Today, we're doing something a little different, and I'm fired up about this one. What you're about
to watch is a compilation, three conversations that I've been wanting to put together for a long,
long time. Because if there's one area where women have been let down by medicine, by media,
by the system, it's menopause. 50 million women have unnecessarily suffered for decades because of one
misquoted study. That's not a headline. That's a quote from the chairman of the
FDA. Let that land. So today I'm bringing you three of the most important voices in this entire space.
First, Dr. Jessica Shepard, a board-certified OB-GYN, menopause expert, and someone who completely
has rewritten the playbook on women's hormonal health. Then Dr. Vonda Wright, a board-certified
orthopedic surgeon will tell you why a frozen shoulder is not just a joint problem. It's your
body screaming that your hormones are in crisis. And finally, my wife, Sage, who lived this, tested this,
and came out the other side. By the end of this episode, you will know what perimenopause actually is
when it starts, what to test, why standard blood work misses it, and what to do when you find the answers.

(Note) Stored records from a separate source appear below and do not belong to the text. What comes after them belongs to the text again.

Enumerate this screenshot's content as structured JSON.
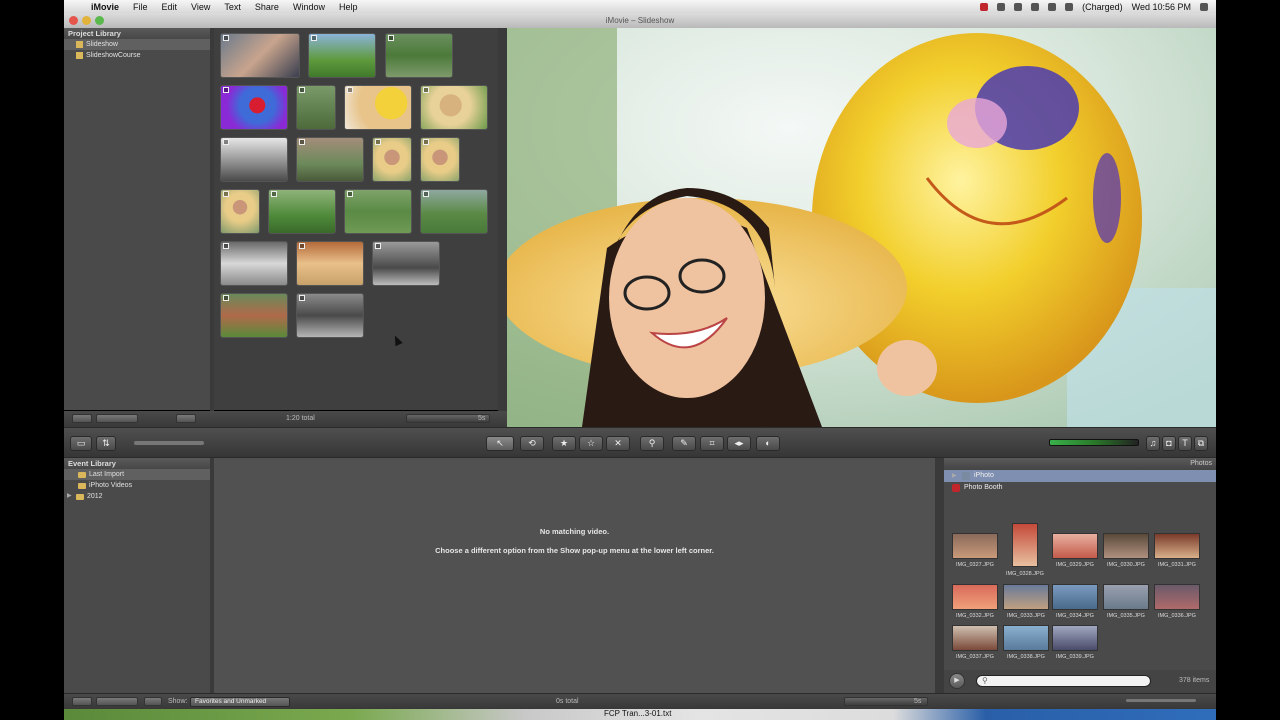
{
  "menubar": {
    "app_name": "iMovie",
    "items": [
      "File",
      "Edit",
      "View",
      "Text",
      "Share",
      "Window",
      "Help"
    ],
    "battery": "(Charged)",
    "clock": "Wed 10:56 PM"
  },
  "window": {
    "title": "iMovie – Slideshow"
  },
  "project_library": {
    "header": "Project Library",
    "projects": [
      {
        "label": "Slideshow",
        "selected": true
      },
      {
        "label": "SlideshowCourse",
        "selected": false
      }
    ],
    "total": "1:20 total",
    "zoom_label": "5s"
  },
  "event_library": {
    "header": "Event Library",
    "items": [
      {
        "label": "Last Import",
        "selected": true
      },
      {
        "label": "iPhoto Videos",
        "selected": false
      },
      {
        "label": "2012",
        "selected": false
      }
    ]
  },
  "event_browser": {
    "message_title": "No matching video.",
    "message_body": "Choose a different option from the Show pop-up menu at the lower left corner.",
    "total": "0s total",
    "show_label": "Show:",
    "show_value": "Favorites and Unmarked",
    "zoom_label": "5s"
  },
  "photos_browser": {
    "header": "Photos",
    "sources": [
      {
        "label": "iPhoto",
        "selected": true
      },
      {
        "label": "Photo Booth",
        "selected": false
      }
    ],
    "photos": [
      "IMG_0327.JPG",
      "IMG_0328.JPG",
      "IMG_0329.JPG",
      "IMG_0330.JPG",
      "IMG_0331.JPG",
      "IMG_0332.JPG",
      "IMG_0333.JPG",
      "IMG_0334.JPG",
      "IMG_0335.JPG",
      "IMG_0336.JPG",
      "IMG_0337.JPG",
      "IMG_0338.JPG",
      "IMG_0339.JPG"
    ],
    "count": "378 items"
  },
  "desktop": {
    "file_label": "FCP Tran...3-01.txt"
  },
  "colors": {
    "pane_bg": "#4a4a4a",
    "selection": "#7f8fb2",
    "accent_yellow": "#f2c92b"
  }
}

If you're a woman or you love a woman, stay in your seat. This one matters. My first guest changed
the way that I understand women's hormonal health and honestly the way I show up as a husband.
Dr. Jessica Shepard is a board-certified OB-GYN and menopause specialist who didn't stay in the system
when the system was getting it wrong.
She blew the whistle.
She founded Modern Meno.
She wrote the book, Generation M,
and she's made it her mission to capture women
before they fall off the hormonal cliff
and give them the building blocks to thrive at 60, 70, and 80.
Here's Dr. Jessica Shepard.
I know that you're a classically trained physician.
Yeah.
But at some point, there was a shift in your career,
in your career choices.
And I'm always fascinated by that
because comfort would dictate that you just stay in the system,
do what the system tells you,
you make a good living,
kind of keep your mouth shut.
Don't raise your hand.
But I wonder if there was, what preempted that shift?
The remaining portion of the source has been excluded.